Ecological Commitment

Film still from Peter Schamoni, "Hundertwassers Regentag", 1972
Friedensreich Hundertwasser, 766 Tree Tenant, 1976
Planting trees, Rosenthal manufactury in Selb, 1982
Poster for Hainburg (Konrad Lorenz popular petition), 1985
Poster for Conservation Week, New Zealand, 1974
We are merely nature’s guests and must behave accordingly. Man today is the most dangerous “pest” that ever devastated this earth. 
Friedensreich Hundertwasser, Concrete Utopias for the Green City, 1983

Hundertwasser’s popularity is not only based on the mass appeal of his paintings and his visionary architecture, but today more than ever also on his active dedication to and many interventions on behalf of comprehensive nature- and environment protection. Just like he showed the people possibilities of a better world and finding a way back to paradise in his pictures, he turned his utopias into reality in the course of his artistic life. He himself made his vision of paradise a reality in the form of his modest safe havens located in the Austrian region “Waldviertel”, in Normandy, in Venice, and lastly in New Zealand. Next to public tree plantings around the world, he planted over 150,000 trees in his valley in New Zealand with the help of farmers and construction companies, thus giving the land back to nature. 
Examples of the standards he set for people-friendly architecture that is both close to nature and accessible for everyone can be witnessed at the KUNST HAUS WIEN. 

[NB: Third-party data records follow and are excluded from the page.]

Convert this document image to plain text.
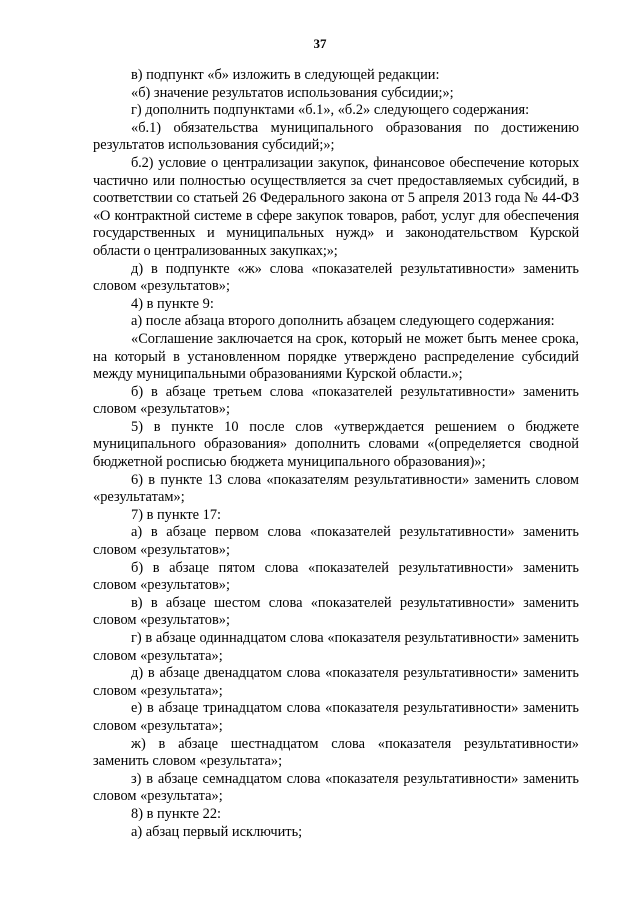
37

в) подпункт «б» изложить в следующей редакции:

«б) значение результатов использования субсидии;»;

г) дополнить подпунктами «б.1», «б.2» следующего содержания:

«б.1) обязательства муниципального образования по достижению результатов использования субсидий;»;

б.2) условие о централизации закупок, финансовое обеспечение которых частично или полностью осуществляется за счет предоставляемых субсидий, в соответствии со статьей 26 Федерального закона от 5 апреля 2013 года № 44-ФЗ «О контрактной системе в сфере закупок товаров, работ, услуг для обеспечения государственных и муниципальных нужд» и законодательством Курской области о централизованных закупках;»;

д) в подпункте «ж» слова «показателей результативности» заменить словом «результатов»;

4) в пункте 9:

а) после абзаца второго дополнить абзацем следующего содержания:

«Соглашение заключается на срок, который не может быть менее срока, на который в установленном порядке утверждено распределение субсидий между муниципальными образованиями Курской области.»;

б) в абзаце третьем слова «показателей результативности» заменить словом «результатов»;

5) в пункте 10 после слов «утверждается решением о бюджете муниципального образования» дополнить словами «(определяется сводной бюджетной росписью бюджета муниципального образования)»;

6) в пункте 13 слова «показателям результативности» заменить словом «результатам»;

7) в пункте 17:

а) в абзаце первом слова «показателей результативности» заменить словом «результатов»;

б) в абзаце пятом слова «показателей результативности» заменить словом «результатов»;

в) в абзаце шестом слова «показателей результативности» заменить словом «результатов»;

г) в абзаце одиннадцатом слова «показателя результативности» заменить словом «результата»;

д) в абзаце двенадцатом слова «показателя результативности» заменить словом «результата»;

е) в абзаце тринадцатом слова «показателя результативности» заменить словом «результата»;

ж) в абзаце шестнадцатом слова «показателя результативности» заменить словом «результата»;

з) в абзаце семнадцатом слова «показателя результативности» заменить словом «результата»;

8) в пункте 22:

а) абзац первый исключить;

Two models of his plant purification system in the permanent exhibition also draw attention to details of his vision; together with the humus toilet, this idea was both at the center of his ecological ideas and at the center of his own homes. In The Sacred Shit – The Shit Culture (1979) Hundertwasser writes that “what is coming out of our body is not waste but the basis of our world.” Even in the Master School at the Academy of Fine Arts, students were ordered to cultivate such a facility. Receptacles laid with gravel and water plants were connected in a cascading way, turning sewage that runs through the basins into clear water. 

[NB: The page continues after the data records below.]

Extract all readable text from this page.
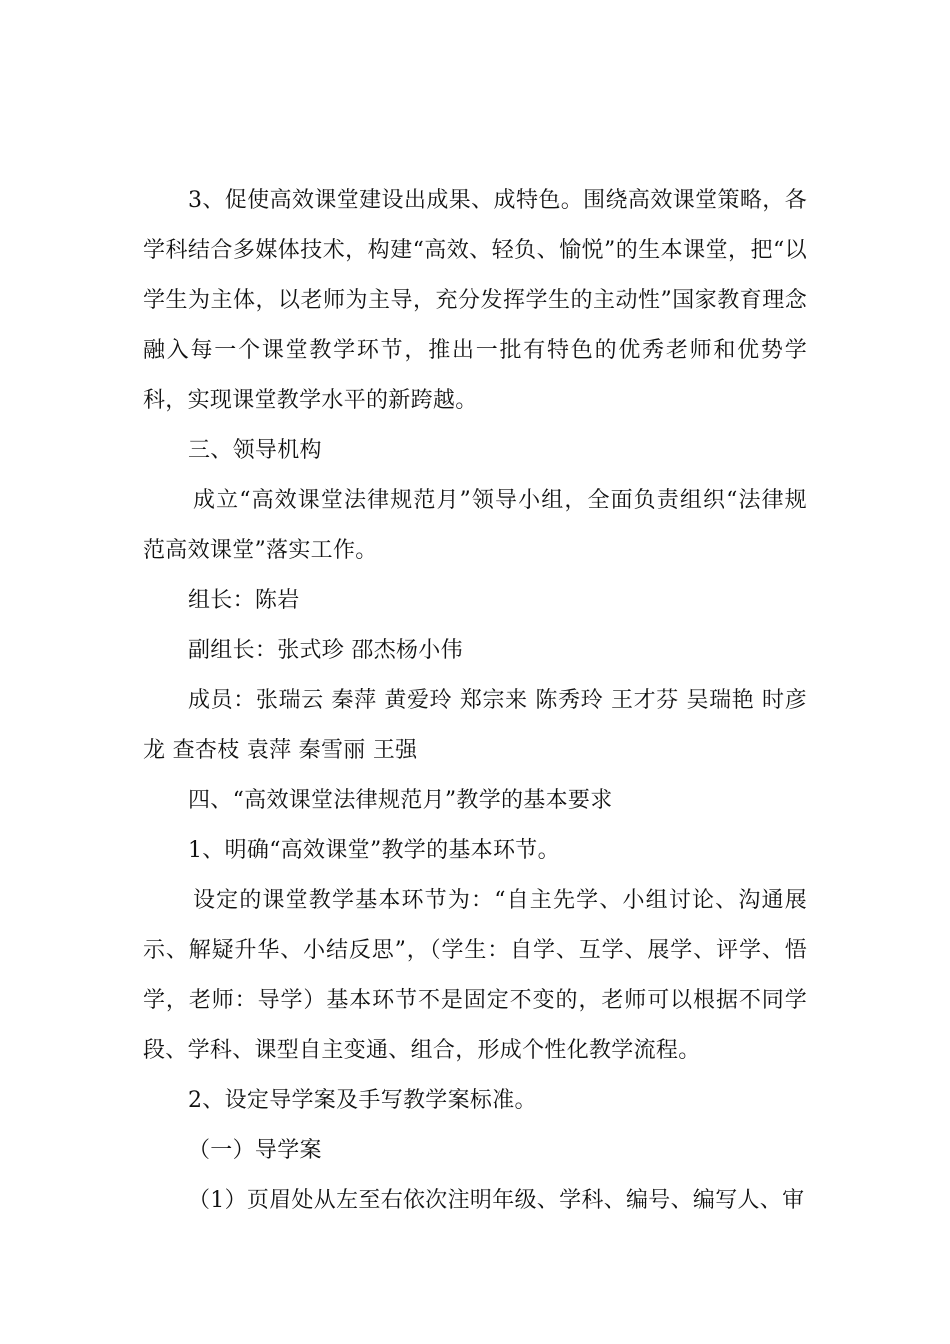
3、促使高效课堂建设出成果、成特色。围绕高效课堂策略，各学科结合多媒体技术，构建“高效、轻负、愉悦”的生本课堂，把“以学生为主体，以老师为主导，充分发挥学生的主动性”国家教育理念融入每一个课堂教学环节，推出一批有特色的优秀老师和优势学科，实现课堂教学水平的新跨越。

三、领导机构

成立“高效课堂法律规范月”领导小组，全面负责组织“法律规范高效课堂”落实工作。

组长：陈岩

副组长：张式珍 邵杰杨小伟

成员：张瑞云 秦萍 黄爱玲 郑宗来 陈秀玲 王才芬 吴瑞艳 时彦龙 查杏枝 袁萍 秦雪丽 王强

四、“高效课堂法律规范月”教学的基本要求

1、明确“高效课堂”教学的基本环节。

设定的课堂教学基本环节为：“自主先学、小组讨论、沟通展示、解疑升华、小结反思”，（学生：自学、互学、展学、评学、悟学，老师：导学）基本环节不是固定不变的，老师可以根据不同学段、学科、课型自主变通、组合，形成个性化教学流程。

2、设定导学案及手写教学案标准。

（一）导学案

（1）页眉处从左至右依次注明年级、学科、编号、编写人、审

Whoever propagates nuclear energy is either extremely short-sighted, tendentiously informed, or consciously criminal …
Friedensreich Hundertwasser, On Ecology, 1983

Hundertwasser was globally active when it came to advocacy against nuclear energy and deforestation, along with becoming involved in saving wales and seas, and—among others—the preservation of the Austrian Hainburg Au wetlands. He also implemented this in his imagery and supported international organisations and campaigns. His original posters for environment protection have become legendary. Hundertwasser also published 691 Irinaland Over the Balkans, a mixed-media piece from the year 1969 on display at the KUNST HAUS WIEN, as a serigraph in 1971. These sheets are among the most impressive and meaningful in his graphic oeuvre. In 1980, the picture served as a model for Ralph Nader’s antinuclear power movement in the USA. It bore the title “Plant Trees, Avert Nuclear Peril”.